Never invest in any ideas you can’t illustrate with a crayon
– Peter Lynch –

DISCLAIMER

This report has been prepared by PT. Lautandhana INVESTMENT on behalf of itself and its affiliated companies and is provided for information purposes only. Under no circumstances is it to be used or considered as an offer to sell, or a solicitation of any offer to buy. This report has been produced independently and the forecasts, opinions, and expectations contained herein are entirely those of PT. Lautandhana INVESTMENT.

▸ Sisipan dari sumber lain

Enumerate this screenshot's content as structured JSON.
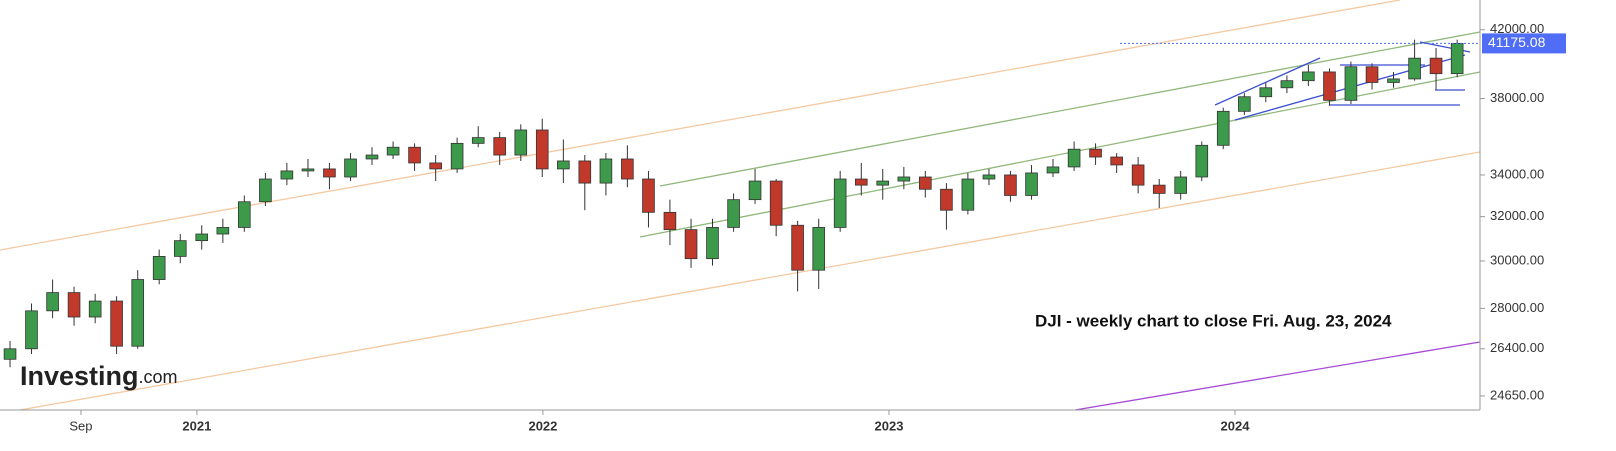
{
  "chart_data": {
    "type": "candlestick",
    "annotation": "DJI - weekly chart to close Fri. Aug. 23, 2024",
    "brand": "Investing",
    "brand_suffix": ".com",
    "log_scale": true,
    "up_color": "#3c9a4a",
    "down_color": "#c0392b",
    "last_color": "#4f6df5",
    "xlim": [
      2020.431,
      2024.708
    ],
    "xticks": [
      {
        "value": 2020.665,
        "label": "Sep"
      },
      {
        "value": 2021,
        "label": "2021"
      },
      {
        "value": 2022,
        "label": "2022"
      },
      {
        "value": 2023,
        "label": "2023"
      },
      {
        "value": 2024,
        "label": "2024"
      }
    ],
    "ylim": [
      24150,
      43860
    ],
    "yticks": [
      {
        "value": 24650,
        "label": "24650.00"
      },
      {
        "value": 26400,
        "label": "26400.00"
      },
      {
        "value": 28000,
        "label": "28000.00"
      },
      {
        "value": 30000,
        "label": "30000.00"
      },
      {
        "value": 32000,
        "label": "32000.00"
      },
      {
        "value": 34000,
        "label": "34000.00"
      },
      {
        "value": 38000,
        "label": "38000.00"
      },
      {
        "value": 42000,
        "label": "42000.00"
      }
    ],
    "x": [
      2020.46,
      2020.522,
      2020.583,
      2020.645,
      2020.706,
      2020.768,
      2020.829,
      2020.891,
      2020.952,
      2021.014,
      2021.075,
      2021.137,
      2021.198,
      2021.26,
      2021.321,
      2021.383,
      2021.444,
      2021.506,
      2021.567,
      2021.629,
      2021.69,
      2021.752,
      2021.813,
      2021.875,
      2021.936,
      2021.998,
      2022.059,
      2022.121,
      2022.182,
      2022.244,
      2022.305,
      2022.367,
      2022.428,
      2022.49,
      2022.551,
      2022.613,
      2022.674,
      2022.736,
      2022.797,
      2022.859,
      2022.92,
      2022.982,
      2023.043,
      2023.105,
      2023.166,
      2023.228,
      2023.289,
      2023.351,
      2023.412,
      2023.474,
      2023.535,
      2023.597,
      2023.658,
      2023.72,
      2023.781,
      2023.843,
      2023.904,
      2023.966,
      2024.027,
      2024.089,
      2024.15,
      2024.212,
      2024.273,
      2024.335,
      2024.396,
      2024.458,
      2024.519,
      2024.581,
      2024.642
    ],
    "open": [
      26000,
      26400,
      27900,
      28650,
      27650,
      28300,
      26500,
      29200,
      30200,
      30900,
      31200,
      31500,
      32700,
      33800,
      34200,
      34300,
      33900,
      34800,
      35000,
      35400,
      34600,
      34300,
      35600,
      35900,
      35000,
      36300,
      34300,
      34700,
      33600,
      34800,
      33800,
      32200,
      31400,
      30100,
      31500,
      32800,
      33700,
      31600,
      29600,
      31500,
      33800,
      33500,
      33700,
      33900,
      33300,
      32300,
      33800,
      34000,
      33000,
      34100,
      34400,
      35300,
      34900,
      34500,
      33500,
      33100,
      33900,
      35500,
      37300,
      38100,
      38600,
      39000,
      39500,
      37900,
      39800,
      38900,
      39100,
      40300,
      39400
    ],
    "high": [
      26700,
      28200,
      29200,
      28900,
      28600,
      28500,
      29600,
      30500,
      31200,
      31600,
      31900,
      33000,
      34100,
      34600,
      34800,
      34600,
      35100,
      35400,
      35700,
      35600,
      35000,
      35900,
      36500,
      36200,
      36600,
      36900,
      35800,
      35000,
      35100,
      35500,
      34200,
      32800,
      31900,
      31900,
      33100,
      34300,
      33800,
      31800,
      31900,
      34200,
      34600,
      34300,
      34400,
      34200,
      33600,
      34100,
      34300,
      34200,
      34500,
      34800,
      35700,
      35600,
      35100,
      34900,
      33800,
      34200,
      35700,
      37500,
      38300,
      38900,
      39300,
      39900,
      39700,
      40100,
      40000,
      39500,
      41400,
      40900,
      41400
    ],
    "low": [
      25700,
      26200,
      27600,
      27300,
      27400,
      26200,
      26400,
      29000,
      29900,
      30500,
      30800,
      31300,
      32500,
      33500,
      33900,
      33300,
      33700,
      34500,
      34800,
      34200,
      33700,
      34100,
      35400,
      34500,
      34700,
      33900,
      33600,
      32300,
      33000,
      33400,
      31500,
      30700,
      29700,
      29800,
      31300,
      32600,
      31100,
      28700,
      28800,
      31300,
      33000,
      32800,
      33300,
      32900,
      31400,
      32100,
      33500,
      32700,
      32800,
      33900,
      34200,
      34500,
      34100,
      33100,
      32400,
      32800,
      33700,
      35300,
      37100,
      37800,
      38300,
      38700,
      37600,
      37700,
      38500,
      38600,
      39000,
      38500,
      39200
    ],
    "close": [
      26400,
      27900,
      28650,
      27650,
      28300,
      26500,
      29200,
      30200,
      30900,
      31200,
      31500,
      32700,
      33800,
      34200,
      34300,
      33900,
      34800,
      35000,
      35400,
      34600,
      34300,
      35600,
      35900,
      35000,
      36300,
      34300,
      34700,
      33600,
      34800,
      33800,
      32200,
      31400,
      30100,
      31500,
      32800,
      33700,
      31600,
      29600,
      31500,
      33800,
      33500,
      33700,
      33900,
      33300,
      32300,
      33800,
      34000,
      33000,
      34100,
      34400,
      35300,
      34900,
      34500,
      33500,
      33100,
      33900,
      35500,
      37300,
      38100,
      38600,
      39000,
      39500,
      37900,
      39800,
      38900,
      39100,
      40300,
      39400,
      41175.08
    ]
  }
}
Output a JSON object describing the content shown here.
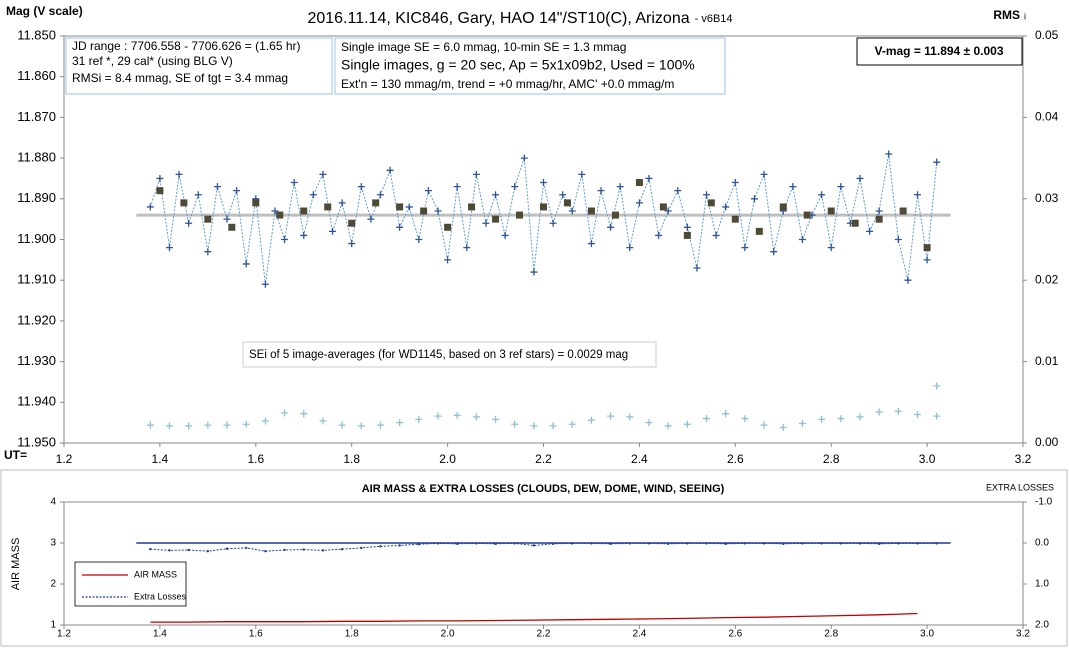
{
  "chart_data": [
    {
      "type": "line",
      "title": "2016.11.14,  KIC846, Gary, HAO 14\"/ST10(C), Arizona",
      "version": "- v6B14",
      "ylabel": "Mag (V scale)",
      "y2label": "RMS",
      "y2label_sub": "i",
      "xlabel": "UT=",
      "jd_box": [
        "JD range  : 7706.558 - 7706.626  = (1.65 hr)",
        "31 ref *, 29 cal* (using BLG V)",
        "RMSi = 8.4 mmag, SE of tgt = 3.4 mmag"
      ],
      "image_box": [
        "Single image SE = 6.0 mmag, 10-min SE = 1.3 mmag",
        "Single images, g = 20 sec, Ap = 5x1x09b2, Used = 100%",
        "Ext'n = 130 mmag/m, trend = +0 mmag/hr, AMC' +0.0 mmag/m"
      ],
      "vmag_label": "V-mag  = 11.894 ± 0.003",
      "sei_note": "SEi of 5 image-averages (for WD1145, based on 3 ref stars) = 0.0029 mag",
      "xlim": [
        1.2,
        3.2
      ],
      "xticks": [
        1.2,
        1.4,
        1.6,
        1.8,
        {
          "value": 2,
          "label": "2.0"
        },
        2.2,
        2.4,
        2.6,
        2.8,
        {
          "value": 3,
          "label": "3.0"
        },
        3.2
      ],
      "ylim": [
        11.85,
        11.95
      ],
      "y_inverted": true,
      "yticks": [
        {
          "value": 11.85,
          "label": "11.850"
        },
        {
          "value": 11.86,
          "label": "11.860"
        },
        {
          "value": 11.87,
          "label": "11.870"
        },
        {
          "value": 11.88,
          "label": "11.880"
        },
        {
          "value": 11.89,
          "label": "11.890"
        },
        {
          "value": 11.9,
          "label": "11.900"
        },
        {
          "value": 11.91,
          "label": "11.910"
        },
        {
          "value": 11.92,
          "label": "11.920"
        },
        {
          "value": 11.93,
          "label": "11.930"
        },
        {
          "value": 11.94,
          "label": "11.940"
        },
        {
          "value": 11.95,
          "label": "11.950"
        }
      ],
      "y2lim": [
        0,
        0.05
      ],
      "y2ticks": [
        0.05,
        0.04,
        0.03,
        0.02,
        0.01,
        {
          "value": 0,
          "label": "0.00"
        }
      ],
      "reference_line": {
        "value": 11.894,
        "color": "#bfbfbf"
      },
      "series": [
        {
          "color": "#2f5597",
          "line_color": "#5b9bd5",
          "line": "dotted",
          "marker": "plus",
          "x": [
            1.38,
            1.4,
            1.42,
            1.44,
            1.46,
            1.48,
            1.5,
            1.52,
            1.54,
            1.56,
            1.58,
            1.6,
            1.62,
            1.64,
            1.66,
            1.68,
            1.7,
            1.72,
            1.74,
            1.76,
            1.78,
            1.8,
            1.82,
            1.84,
            1.86,
            1.88,
            1.9,
            1.92,
            1.94,
            1.96,
            1.98,
            2.0,
            2.02,
            2.04,
            2.06,
            2.08,
            2.1,
            2.12,
            2.14,
            2.16,
            2.18,
            2.2,
            2.22,
            2.24,
            2.26,
            2.28,
            2.3,
            2.32,
            2.34,
            2.36,
            2.38,
            2.4,
            2.42,
            2.44,
            2.46,
            2.48,
            2.5,
            2.52,
            2.54,
            2.56,
            2.58,
            2.6,
            2.62,
            2.64,
            2.66,
            2.68,
            2.7,
            2.72,
            2.74,
            2.76,
            2.78,
            2.8,
            2.82,
            2.84,
            2.86,
            2.88,
            2.9,
            2.92,
            2.94,
            2.96,
            2.98,
            3.0,
            3.02
          ],
          "values": [
            11.892,
            11.885,
            11.902,
            11.884,
            11.896,
            11.889,
            11.903,
            11.887,
            11.895,
            11.888,
            11.906,
            11.89,
            11.911,
            11.893,
            11.9,
            11.886,
            11.899,
            11.889,
            11.884,
            11.898,
            11.891,
            11.901,
            11.887,
            11.895,
            11.889,
            11.883,
            11.897,
            11.892,
            11.9,
            11.888,
            11.893,
            11.905,
            11.887,
            11.902,
            11.884,
            11.896,
            11.889,
            11.899,
            11.887,
            11.88,
            11.908,
            11.886,
            11.896,
            11.889,
            11.893,
            11.884,
            11.901,
            11.888,
            11.897,
            11.887,
            11.902,
            11.891,
            11.885,
            11.899,
            11.893,
            11.888,
            11.897,
            11.907,
            11.889,
            11.899,
            11.892,
            11.886,
            11.902,
            11.89,
            11.884,
            11.903,
            11.893,
            11.887,
            11.9,
            11.894,
            11.889,
            11.902,
            11.887,
            11.896,
            11.885,
            11.898,
            11.893,
            11.879,
            11.9,
            11.91,
            11.889,
            11.905,
            11.881
          ]
        },
        {
          "color": "#4f4a36",
          "line": "none",
          "marker": "square",
          "x": [
            1.4,
            1.45,
            1.5,
            1.55,
            1.6,
            1.65,
            1.7,
            1.75,
            1.8,
            1.85,
            1.9,
            1.95,
            2.0,
            2.05,
            2.1,
            2.15,
            2.2,
            2.25,
            2.3,
            2.35,
            2.4,
            2.45,
            2.5,
            2.55,
            2.6,
            2.65,
            2.7,
            2.75,
            2.8,
            2.85,
            2.9,
            2.95,
            3.0
          ],
          "values": [
            11.888,
            11.891,
            11.895,
            11.897,
            11.891,
            11.894,
            11.893,
            11.892,
            11.896,
            11.891,
            11.892,
            11.893,
            11.897,
            11.892,
            11.895,
            11.894,
            11.892,
            11.891,
            11.893,
            11.894,
            11.886,
            11.892,
            11.899,
            11.891,
            11.895,
            11.898,
            11.892,
            11.894,
            11.893,
            11.896,
            11.895,
            11.893,
            11.902
          ]
        },
        {
          "color": "#8fbfd4",
          "line": "none",
          "marker": "plus",
          "axis": "y2",
          "x": [
            1.38,
            1.42,
            1.46,
            1.5,
            1.54,
            1.58,
            1.62,
            1.66,
            1.7,
            1.74,
            1.78,
            1.82,
            1.86,
            1.9,
            1.94,
            1.98,
            2.02,
            2.06,
            2.1,
            2.14,
            2.18,
            2.22,
            2.26,
            2.3,
            2.34,
            2.38,
            2.42,
            2.46,
            2.5,
            2.54,
            2.58,
            2.62,
            2.66,
            2.7,
            2.74,
            2.78,
            2.82,
            2.86,
            2.9,
            2.94,
            2.98,
            3.02
          ],
          "values": [
            0.0022,
            0.0021,
            0.0021,
            0.0022,
            0.0022,
            0.0023,
            0.0027,
            0.0037,
            0.0036,
            0.0027,
            0.0022,
            0.0021,
            0.0022,
            0.0025,
            0.0029,
            0.0033,
            0.0034,
            0.0032,
            0.0029,
            0.0023,
            0.0021,
            0.0021,
            0.0023,
            0.0028,
            0.0033,
            0.0032,
            0.0025,
            0.0021,
            0.0023,
            0.003,
            0.0036,
            0.003,
            0.0022,
            0.0019,
            0.0024,
            0.0029,
            0.003,
            0.0032,
            0.0038,
            0.0039,
            0.0035,
            0.0033
          ]
        },
        {
          "color": "#8fbfd4",
          "line": "none",
          "marker": "plus",
          "axis": "y2",
          "x": [
            3.02
          ],
          "values": [
            0.007
          ]
        }
      ]
    },
    {
      "type": "line",
      "title": "AIR MASS & EXTRA LOSSES (CLOUDS, DEW, DOME, WIND, SEEING)",
      "ylabel": "AIR MASS",
      "y2label": "EXTRA LOSSES",
      "xlim": [
        1.2,
        3.2
      ],
      "xticks": [
        1.2,
        1.4,
        1.6,
        1.8,
        {
          "value": 2,
          "label": "2.0"
        },
        2.2,
        2.4,
        2.6,
        2.8,
        {
          "value": 3,
          "label": "3.0"
        },
        3.2
      ],
      "ylim": [
        1,
        4
      ],
      "yticks": [
        1,
        2,
        3,
        4
      ],
      "y2lim": [
        -1,
        2
      ],
      "y2_inverted": true,
      "y2ticks": [
        {
          "value": -1,
          "label": "-1.0"
        },
        {
          "value": 0,
          "label": "0.0"
        },
        {
          "value": 1,
          "label": "1.0"
        },
        {
          "value": 2,
          "label": "2.0"
        }
      ],
      "reference_line": {
        "value": 0,
        "axis": "y2",
        "color": "#1f3c9c"
      },
      "legend": "bottom-left",
      "series": [
        {
          "name": "AIR MASS",
          "color": "#c00000",
          "line": "solid",
          "marker": "none",
          "x": [
            1.38,
            1.46,
            1.54,
            1.62,
            1.7,
            1.78,
            1.86,
            1.94,
            2.02,
            2.1,
            2.18,
            2.26,
            2.34,
            2.42,
            2.5,
            2.58,
            2.66,
            2.74,
            2.82,
            2.9,
            2.98
          ],
          "values": [
            1.07,
            1.07,
            1.08,
            1.08,
            1.08,
            1.09,
            1.09,
            1.1,
            1.1,
            1.11,
            1.12,
            1.13,
            1.14,
            1.15,
            1.16,
            1.18,
            1.19,
            1.21,
            1.23,
            1.25,
            1.28
          ]
        },
        {
          "name": "Extra Losses",
          "color": "#1f3c9c",
          "line": "dotted",
          "marker": "dot",
          "axis": "y2",
          "x": [
            1.38,
            1.42,
            1.46,
            1.5,
            1.54,
            1.58,
            1.62,
            1.66,
            1.7,
            1.74,
            1.78,
            1.82,
            1.86,
            1.9,
            1.94,
            1.98,
            2.02,
            2.06,
            2.1,
            2.14,
            2.18,
            2.22,
            2.26,
            2.3,
            2.34,
            2.38,
            2.42,
            2.46,
            2.5,
            2.54,
            2.58,
            2.62,
            2.66,
            2.7,
            2.74,
            2.78,
            2.82,
            2.86,
            2.9,
            2.94,
            2.98,
            3.02
          ],
          "values": [
            0.15,
            0.18,
            0.17,
            0.2,
            0.14,
            0.12,
            0.2,
            0.17,
            0.16,
            0.18,
            0.15,
            0.12,
            0.08,
            0.06,
            0.03,
            0.01,
            0.02,
            0.01,
            0.02,
            0.01,
            0.06,
            0.02,
            0.01,
            0.01,
            0.02,
            0.01,
            0.01,
            0.02,
            0.01,
            0.01,
            0.02,
            0.01,
            0.01,
            0.02,
            0.01,
            0.01,
            0.01,
            0.01,
            0.02,
            0.01,
            0.01,
            0.01
          ]
        }
      ]
    }
  ]
}
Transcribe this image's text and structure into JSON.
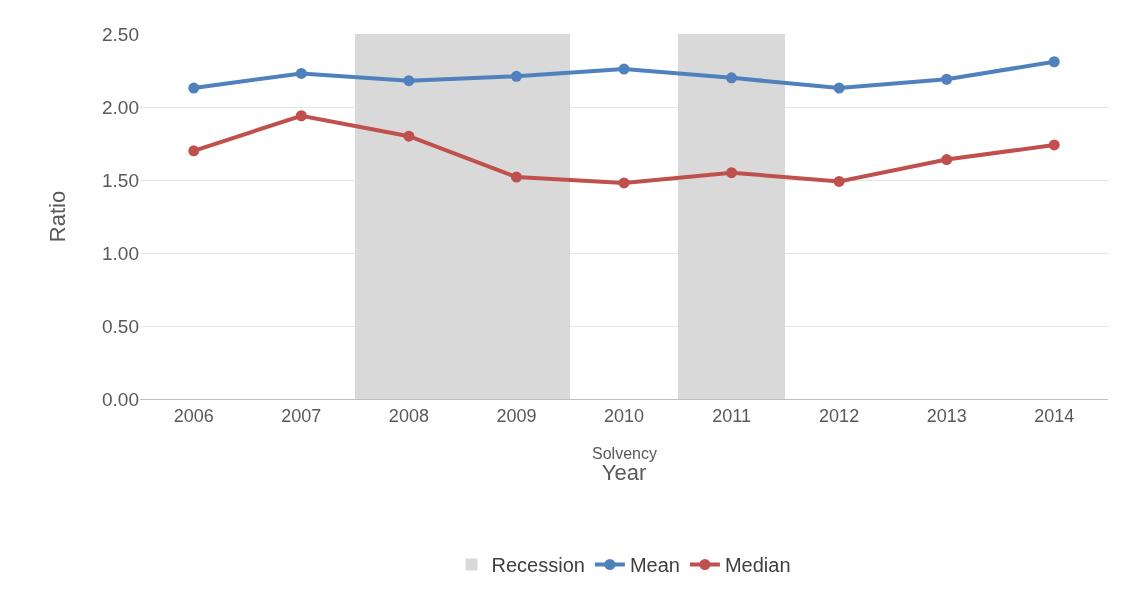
{
  "chart_data": {
    "type": "line",
    "xlabel": "Year",
    "ylabel": "Ratio",
    "categories": [
      "2006",
      "2007",
      "2008",
      "2009",
      "2010",
      "2011",
      "2012",
      "2013",
      "2014"
    ],
    "series": [
      {
        "name": "Recession",
        "type": "bar",
        "color": "#d9d9d9",
        "values": [
          null,
          null,
          2.5,
          2.5,
          null,
          2.5,
          null,
          null,
          null
        ]
      },
      {
        "name": "Mean",
        "color": "#4f81bd",
        "values": [
          2.13,
          2.23,
          2.18,
          2.21,
          2.26,
          2.2,
          2.13,
          2.19,
          2.31
        ]
      },
      {
        "name": "Median",
        "color": "#c0504d",
        "values": [
          1.7,
          1.94,
          1.8,
          1.52,
          1.48,
          1.55,
          1.49,
          1.64,
          1.74
        ]
      }
    ],
    "annotations": [
      "Solvency"
    ],
    "ylim": [
      0,
      2.5
    ],
    "yticks": [
      {
        "value": 0,
        "label": "0.00"
      },
      {
        "value": 0.5,
        "label": "0.50"
      },
      {
        "value": 1,
        "label": "1.00"
      },
      {
        "value": 1.5,
        "label": "1.50"
      },
      {
        "value": 2,
        "label": "2.00"
      },
      {
        "value": 2.5,
        "label": "2.50"
      }
    ],
    "grid": "y",
    "legend": "bottom",
    "marker": "circle",
    "line_style": "solid"
  }
}
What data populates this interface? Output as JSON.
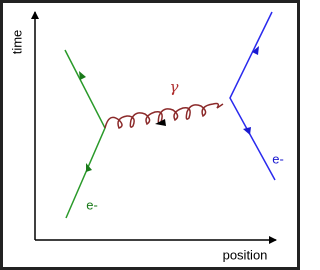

While all reasonable care has been taken to ensure that information contained herein is not untrue or misleading at the time of publication, PT. Lautandhana INVESTMENT makes no representation as to its accuracy or completeness and it should not be relied upon as such. This report is provided solely for the information of clients of PT. Lautandhana INVESTMENT who are expected to make their own investment decisions without reliance on this report. Neither PT Lautandhana INVESTMENT nor any officer or employee of PT Lautandhana INVESTMENT accept any liability whatsoever for any direct or consequential loss arising from any use of this report or its contents. PT Lautandhana INVESTMENT and/or persons connected with it may have acted upon or used the information herein contained, or the research or analysis on which it is based, before publication.